RÉPUBLIQUE FRANÇAISE

AU NOM DU PEUPLE FRANÇAIS

LE DIX SEPT MAI DEUX MILLE VINGT TROIS,

La cour d’appel de Versailles a rendu l’arrêt suivant dans l’affaire entre :

Madame [S] [Z] épouse [F]

née le 25 Novembre 1958 à [Localité 4] (Algérie)

de nationalité Française

[Adresse 1]

[Localité 3]

Représentant : Me Arnaud OLIVIER, Plaidant/Constitué, avocat au barreau de PARIS, vestiaire : A0476, substitué par Maître Denis DERRENDINGER, avocat au barreau de PARIS – N° du dossier 18-044

APPELANTE

****************

S.A.S.U. ELIOR SERVICES PROPRETE ET SANTE

N° SIRET : 303 40 9 5 93

[Adresse 2]

[Localité 5]

Représentant : Me Guillaume ROLAND de la SCP Herald anciennement Granrut, Plaidant/Constitué, avocat au barreau de PARIS, vestiaire : P0014

INTIMEE

****************

Composition de la cour :

En application des dispositions de l’article 805 du code de procédure civile, l’affaire a été débattue à l’audience publique du 31 Mars 2023 les avocats des parties ne s’y étant pas opposés, devant Madame Laure TOUTENU, Conseiller chargé du rapport.

Ce magistrat a rendu compte des plaidoiries dans le délibéré de la cour, composée de :

Madame Isabelle MONTAGNE, Président,,

Monsieur Stéphane BOUCHARD, Conseiller,

Madame Laure TOUTENU, Conseiller,

Greffier lors des débats : Madame Dévi POUNIANDY,

EXPOSE DU LITIGE

Mme [S] [Z] épouse [F] a été engagée par la société Elior Services Propreté et Santé suivant un contrat de travail à durée indéterminée à temps partiel à compter du 4 juin 2007 en qualité d’agent de service, niveau As1.

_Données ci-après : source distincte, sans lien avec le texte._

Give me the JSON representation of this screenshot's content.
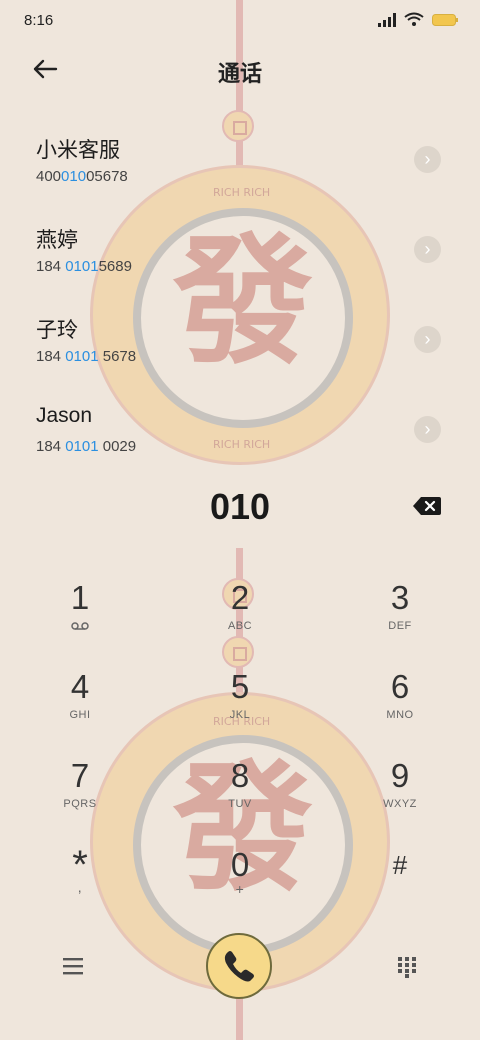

Le 12 mars 2013, Mme [F] a été victime d’un accident du travail, se faisant une entorse à la cheville gauche et a fait l’objet d’arrêts de travail.

Le 4 mai 2017, Mme [F] a été victime d’un accident de travail alors qu’elle travaillait pour son autre employeur la société Elis et a fait l’objet d’arrêts de travail.

Après un premier avis du 8 janvier 2018, le médecin du travail a rendu le 9 février 2018 l’avis suivant : ‘inapte à tous postes d’agent de propreté debout. Reclassée en poste assise par 2ème employeur MAJ adapté ; Lien entre accident du travail du 4 mai 2017 et inaptitude au poste d’agent de service de 6h à 9h30 de ménage de bureaux et salles de réunion toilettes du site EDF Capital à [Localité 3]. Echanges téléphoniques et par email 9 janvier 2018 avec chef d’agence Elior ; Fiche d’entreprise faite le 3 mai 2017. 2ème visite ce jour’.

Par lettre du 28 mars 2018, Mme [F] a été convoquée à un entretien préalable à un éventuel licenciement, fixé le 9 avril 2018.

Par lettre du 18 avril 2018, l’employeur a licencié la salariée pour inaptitude professionnelle et impossibilité de reclassement.

La relation de travail était régie par la convention collective nationale des entreprises de propreté et services associés.

Le 15 avril 2019, Mme [F] a saisi le conseil de prud’hommes de Nanterre afin d’obtenir la condamnation de la société Elior Services Propreté et Santé au paiement de dommages et intérêts pour licenciement sans cause réelle et sérieuse, et de diverses indemnités et sommes au titre de l’exécution et de la rupture du contrat de travail.

Par jugement en date du 14 janvier 2022, auquel il est renvoyé pour exposé de la procédure antérieure et des demandes initiales des parties, cette juridiction a confirmé que le licenciement de Mme [F] reposait sur une cause réelle et sérieuse, condamné la société Elior Services Propreté et Santé à lui verser :

* 191,02 euros au titre du complément de maintien de salaire,

* 19,10 euros au titre des congés payés afférents,

avec intérêt au taux légal à compter de la saisine de la juridiction,

– débouté Mme [F] du surplus de ses demandes,

– débouté la société Elior Services Propreté et Santé de sa demande au titre de l’article 700 code de procédure civile,

– laissé à chaque partie la charge de ses dépens.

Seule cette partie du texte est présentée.